The intellectual property rights referred to in Article 18, § 1, paragraph 2, 7°, of the Code are in particular:
- the rights derived from a patent and protected by the patent law;
- the intangible right that an inventor may have in a non-patented manufacturing process;
- the rights recognized by the legislation in force on trademarks;
- the rights that copyright law recognizes for any author of a literary or artistic work;
- the right to publicly display a person’s portrait;
- the right to use a trade name;
- the right to use a sign.
The following constitute the provision of services within the meaning of Article 18, § 1, paragraph 2, 7° of the Code:
- the transfer or concession of the right to perform in public a theatrical or other work (see no. 329, c). This is the case even if the assignor or licensor makes available to the assignee or licensee the equipment necessary for the performance (Revue de la T.V.A. n ° 25, p. 145, n° 562);
- the execution of so-called “lay-out” services. Since the so-called “lay-out” services consist of the original creation of drawings, layouts and decorative motifs for books and printed matter, their execution must be considered as a transfer of copyright or as the granting of licenses(Revue de la T.V.A. n° 25, p. 146, n° 563);
- the assignment or concession of a copyright within the framework of a publishing contract.
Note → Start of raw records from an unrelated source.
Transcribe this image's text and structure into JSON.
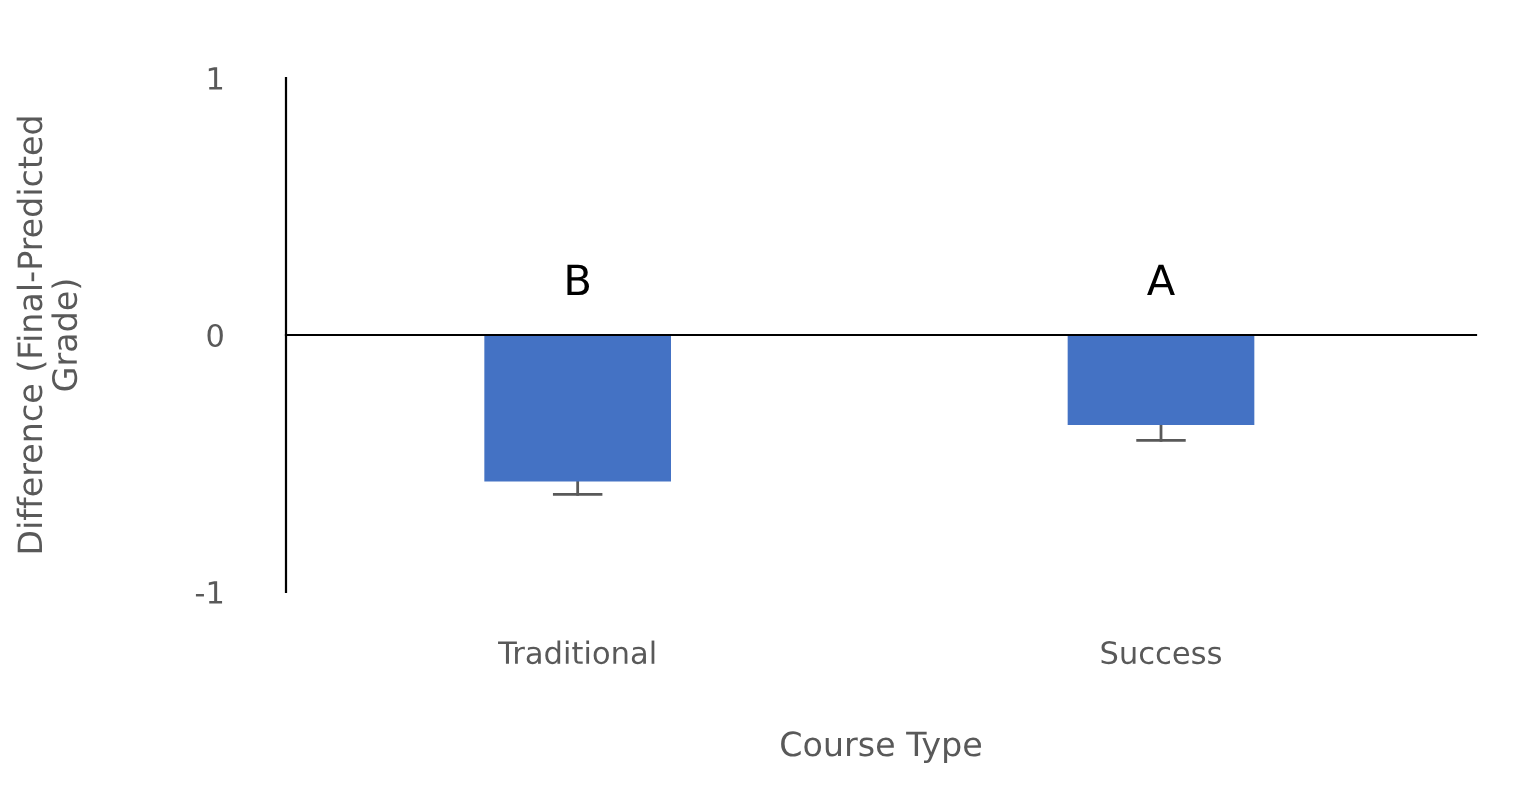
{
  "chart_data": {
    "type": "bar",
    "xlabel": "Course Type",
    "ylabel": "Difference (Final-Predicted\nGrade)",
    "categories": [
      "Traditional",
      "Success"
    ],
    "values": [
      -0.57,
      -0.35
    ],
    "errors": [
      [
        -0.62,
        -0.57
      ],
      [
        -0.41,
        -0.35
      ]
    ],
    "color": "#4472c4",
    "ylim": [
      -1,
      1
    ],
    "yticks": [
      -1,
      0,
      1
    ],
    "annotations": [
      "B",
      "A"
    ]
  }
}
However, Article 44, § 3, 3°, of the Code exempts contracts for the publication of literary and artistic works concluded by authors or composers (see n° 329/2 and below).
We are of the opinion that the “lay out” services do not cover NFTs whose sale is in rule of the material property only (delivery of goods) and whose copyrights are not (con)transferred by the creator to the (re)sellers (no joint service therefore).
It remains creator of values according to us, for the artist/(re)salesman that for the purchaser (future retailer in rule) of DISCOVER:
- The delivery of the physical (digital) asset that the NFT represents; and
- The rights of its author (in particular of reproduction and diffusion to the public).
Special agreements (“sui generis”) can thus be drawn up between the parties to first isolate, and then share, these different copyrights between the parties, both at the time of the sale and at the time of subsequent resales.
Rates
As for the VAT rate applicable to such a transaction, item XXIX of Table A annexed to Royal Decree No. 20 of July 20, 1970, fixing the rates of value added tax and determining the distribution of goods and services according to these rates, is worded as follows:
“XXIX. Copyrights; performance of concerts and shows.
Assignments and concessions of copyrights, with the exception of those relating to computer programs.
The provision of services for the performance of theatrical, choreographic, musical, circus, music hall or artistic cabaret works and similar activities, which are part of the normal activity of actors, conductors, musicians and other artists, even if these services are provided by a legal person, a de facto association or a group.
Excluded from this heading are services relating to advertising.
For these operations, the VAT will be calculated at the rate of6%.
It should be noted that Royal Decree 20 stipulates that this 6% rate applies to the transfer and granting of copyrights, with the exception of those relating to computer programs. For the latter operations, the rate of 21% will be applicable.